Di luar God Bless, antara lain, Ian pernah bekerja sama dengan Dolf Wemay, Franky Sahilatua, Grace Simon, Gong 2000, Hetty Koes Endang, Berlian Hutauruk, Ikang Fawzi, Iwan Fals, Micky Rainbow, Pretty Sisters, Titiek Hamzah, dan Nicky Astria.

Hasil kerja sama itu berbuah banyak hits dan sekaligus meroketkan penyanyinya, seperti vokalis Dara Puspita, Titiek Hamzah; Grace Simon, dan Nicky Astria dengan Jarum Neraka. Bahkan, kesuksesan Ian meroketkan nama Nicky Astria berdampak baik dengan munculnya sejumlah rocker perempuan seperti Cut Irna, Nike Ardilla, Mel Shandy, Ita Purnamasari, Conny Dio, dan Inka Christie.

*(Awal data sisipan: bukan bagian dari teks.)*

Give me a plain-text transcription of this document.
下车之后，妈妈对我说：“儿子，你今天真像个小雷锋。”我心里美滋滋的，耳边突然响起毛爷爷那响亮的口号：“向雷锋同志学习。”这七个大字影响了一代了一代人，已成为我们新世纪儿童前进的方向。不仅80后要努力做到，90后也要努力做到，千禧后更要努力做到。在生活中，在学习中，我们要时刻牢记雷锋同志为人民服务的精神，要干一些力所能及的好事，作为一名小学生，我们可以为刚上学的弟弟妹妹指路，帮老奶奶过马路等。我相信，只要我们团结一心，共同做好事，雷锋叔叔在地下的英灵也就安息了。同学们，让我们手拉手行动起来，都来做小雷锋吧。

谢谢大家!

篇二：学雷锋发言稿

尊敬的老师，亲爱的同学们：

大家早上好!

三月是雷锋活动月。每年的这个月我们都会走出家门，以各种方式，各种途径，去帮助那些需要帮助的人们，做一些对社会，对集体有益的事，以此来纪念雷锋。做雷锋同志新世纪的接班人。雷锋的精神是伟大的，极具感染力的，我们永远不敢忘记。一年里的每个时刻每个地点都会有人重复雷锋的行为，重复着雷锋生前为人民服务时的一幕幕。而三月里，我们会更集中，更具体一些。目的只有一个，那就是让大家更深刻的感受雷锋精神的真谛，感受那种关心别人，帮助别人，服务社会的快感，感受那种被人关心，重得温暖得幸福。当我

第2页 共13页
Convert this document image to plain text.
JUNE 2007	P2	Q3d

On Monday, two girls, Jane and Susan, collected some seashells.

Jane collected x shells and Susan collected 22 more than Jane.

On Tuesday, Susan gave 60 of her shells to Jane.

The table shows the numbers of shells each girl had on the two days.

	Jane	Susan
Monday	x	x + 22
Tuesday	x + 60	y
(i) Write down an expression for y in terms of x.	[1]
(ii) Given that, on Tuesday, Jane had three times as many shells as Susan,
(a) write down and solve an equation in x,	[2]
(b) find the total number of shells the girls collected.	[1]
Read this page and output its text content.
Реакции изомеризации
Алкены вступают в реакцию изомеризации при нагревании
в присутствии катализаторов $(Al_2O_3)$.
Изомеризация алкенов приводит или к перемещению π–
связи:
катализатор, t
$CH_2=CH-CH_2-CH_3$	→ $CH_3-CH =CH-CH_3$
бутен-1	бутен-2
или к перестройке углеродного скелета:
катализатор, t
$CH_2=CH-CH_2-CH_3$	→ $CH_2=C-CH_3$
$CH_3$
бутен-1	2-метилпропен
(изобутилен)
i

Ian mendukung betul GMB. Setahu dia, belum ada orang atau lembaga di Indonesia yang sudi mengumpulkan karya-karya musisi dan penyanyi lama, yang belum tentu sang musisi atau penyanyi masih punya karyanya sendiri. Kehadiran GMB menjadi oase dari kekosongan itu.

“Saya malah tak punya beberapa album lama. Justru saya merasakan kehadiran GMB sangat tepat dan membantu. Saya akan ajak teman-teman saya untuk bantu Kapeka mewujudkan museum musik itu agar (GMB) tak hanya jadi galeri,” kata gitaris kawakan kelahiran Malang, 29 Oktober 1950 itu.

Ian sangat ingin memiliki album lawas Runtuhnya Keangkuhan (1980), hasil kerja sama dengan Hutauruk Sisters. Girlband ini terdiri dari Tarida, Rugun, Bornok, dan Berlian. 

Hengki bilang album Runtuhnya Keangkuhan ada di GMB, berupa kaset yang diproduksi Sky Record dan tercatat di GMB dengan nomor registrasi K 0349. Album ini disumbangkan oleh Hengki sendiri pada 22 Agustus 2009.

GMB butuh kerja keras untuk menjadi museum musik. Ian berharap GMB merapikan dulu database koleksi agar lebih mudah diakses bagi masyarakat yang membutuhkan. ABDI PURMONO 


CATATAN: 
Artikel serupa yang lebih pendek dimuat di halaman IV lembar sisipan Jawa Timur Majalah Tempo edisi 3-9 September 2012 dengan judul Museum Musik 'Kapeka'.